The French state-owned uranium giant Orano is reportedly seeking to sell its assets in Niger due to ongoing conflict with the government in Niamey.
According to a report published by the Financial Times on Saturday, Orano is currently exploring the sale of its Niger uranium mining assets following the breakdown in its relationship with the government.
Last week, Orano filed a lawsuit against the government after its offices were raided and employees’ cell phones were confiscated. The company’s local mining director, Ibrahim Courmo, was arrested and has not been heard from since.
The current military-led government in Niamey came to power in a coup in August 2023 and has pushed for greater state control over the country’s natural resources and mining sector.
In June, the government revoked Orano’s mining license for the Imouraren mine in the northern part of the country. Later, in early December, it seized the Somair mine near the city of Arlit, in which Orano held a 63% controlling stake. The company had shut down the mine in November after Niger’s border with Benin was closed.

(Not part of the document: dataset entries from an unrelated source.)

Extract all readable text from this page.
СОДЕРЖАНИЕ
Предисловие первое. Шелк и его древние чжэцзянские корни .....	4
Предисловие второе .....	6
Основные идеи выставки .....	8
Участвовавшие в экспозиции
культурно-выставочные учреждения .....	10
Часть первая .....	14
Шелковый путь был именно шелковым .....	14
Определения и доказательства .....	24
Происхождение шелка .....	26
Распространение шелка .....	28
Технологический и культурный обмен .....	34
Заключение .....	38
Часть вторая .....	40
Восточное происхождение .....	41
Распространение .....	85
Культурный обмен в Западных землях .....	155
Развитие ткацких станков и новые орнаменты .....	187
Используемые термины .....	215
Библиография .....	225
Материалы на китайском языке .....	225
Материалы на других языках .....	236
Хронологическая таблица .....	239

The Somair mine is Niger’s largest uranium mine. Before 2023, Niger supplied over 20% of France’s uranium, and at significantly below-market rates.

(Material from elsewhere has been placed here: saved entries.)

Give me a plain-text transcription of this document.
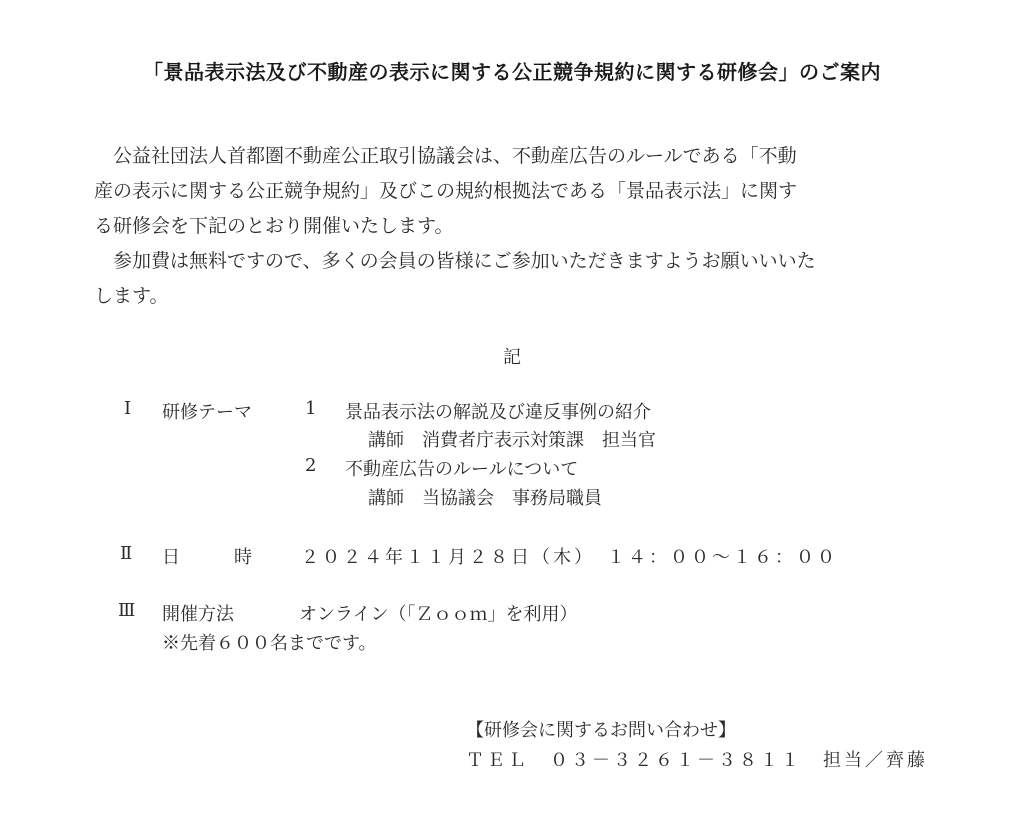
「景品表示法及び不動産の表示に関する公正競争規約に関する研修会」のご案内
公益社団法人首都圏不動産公正取引協議会は、不動産広告のルールである「不動
産の表示に関する公正競争規約」及びこの規約根拠法である「景品表示法」に関す
る研修会を下記のとおり開催いたします。
参加費は無料ですので、多くの会員の皆様にご参加いただきますようお願いいいた
します。
記
Ⅰ 研修テーマ	1 景品表示法の解説及び違反事例の紹介
講師　消費者庁表示対策課　担当官
2 不動産広告のルールについて
講師　当協議会　事務局職員
Ⅱ 日	時	２０２４年１１月２８日（木）　１４：００～１６：００
Ⅲ 開催方法	オンライン（「Ｚｏｏｍ」を利用）
※先着６００名までです。
【研修会に関するお問い合わせ】
ＴＥＬ　０３－３２６１－３８１１　担当／齊藤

In a statement released Saturday, Orano confirmed it is still pursuing legal avenues to resolve the dispute but acknowledged there are companies interested in purchasing its Niger assets and that it is open to offers.

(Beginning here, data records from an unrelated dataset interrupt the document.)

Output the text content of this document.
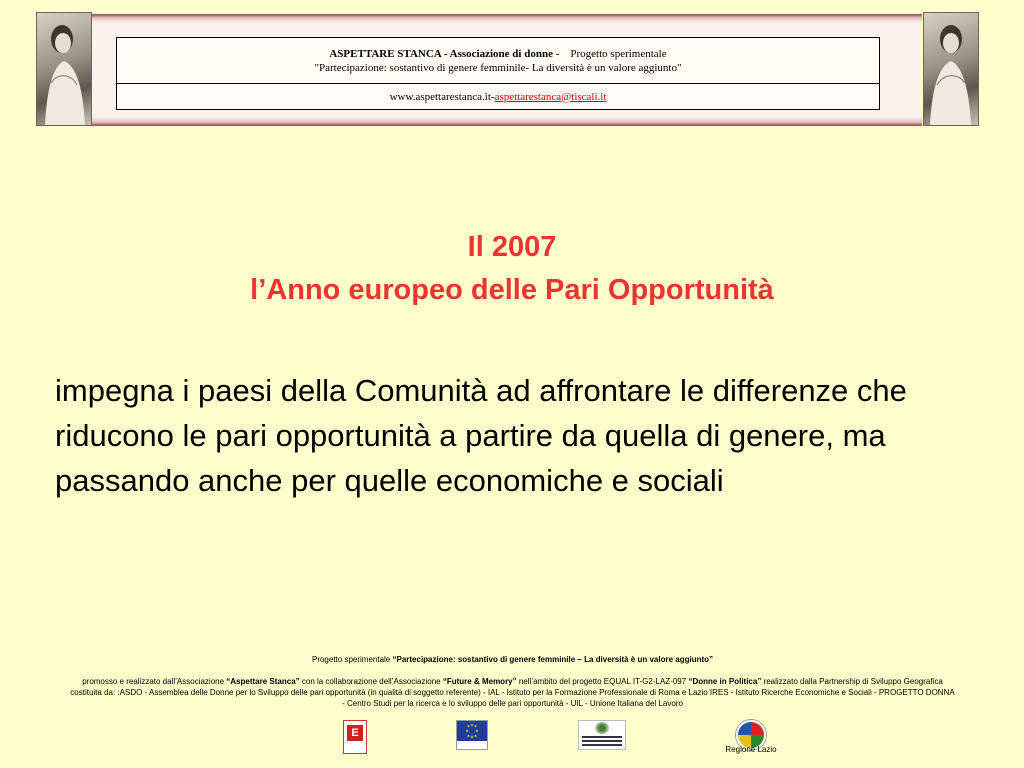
ASPETTARE STANCA - Associazione di donne -    Progetto sperimentale
"Partecipazione: sostantivo di genere femminile- La diversità è un valore aggiunto"
www.aspettarestanca.it - aspettarestanca@tiscali.it
Il 2007
l’Anno europeo delle Pari Opportunità
impegna i paesi della Comunità ad affrontare le differenze che riducono le pari opportunità a partire da quella di genere, ma passando anche per quelle economiche e sociali
Progetto sperimentale “Partecipazione: sostantivo di genere femminile – La diversità è un valore aggiunto”
promosso e realizzato dall’Associazione “Aspettare Stanca” con la collaborazione dell’Associazione “Future & Memory” nell’ambito del progetto EQUAL IT-G2-LAZ-097 “Donne in Politica” realizzato dalla Partnership di Sviluppo Geografica costituita da: :ASDO - Assemblea delle Donne per lo Sviluppo delle pari opportunità (in qualità di soggetto referente) - IAL - Istituto per la Formazione Professionale di Roma e Lazio IRES - Istituto Ricerche Economiche e Sociali - PROGETTO DONNA - Centro Studi per la ricerca e lo sviluppo delle pari opportunità - UIL - Unione Italiana del Lavoro
E
Regione Lazio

In recent years, Niger, Burkina Faso, and Mali—each now led by military juntas following coups—have taken steps to dismantle Western, particularly French, control over their mining industries. They aim to gain a greater share of profits from their countries’ vast mineral wealth.
These three countries have since formed the Alliance of Sahel States (AES), a confederation that is distancing itself from traditional Western influence and instead strengthening ties with Russia and China economically, politically, and militarily.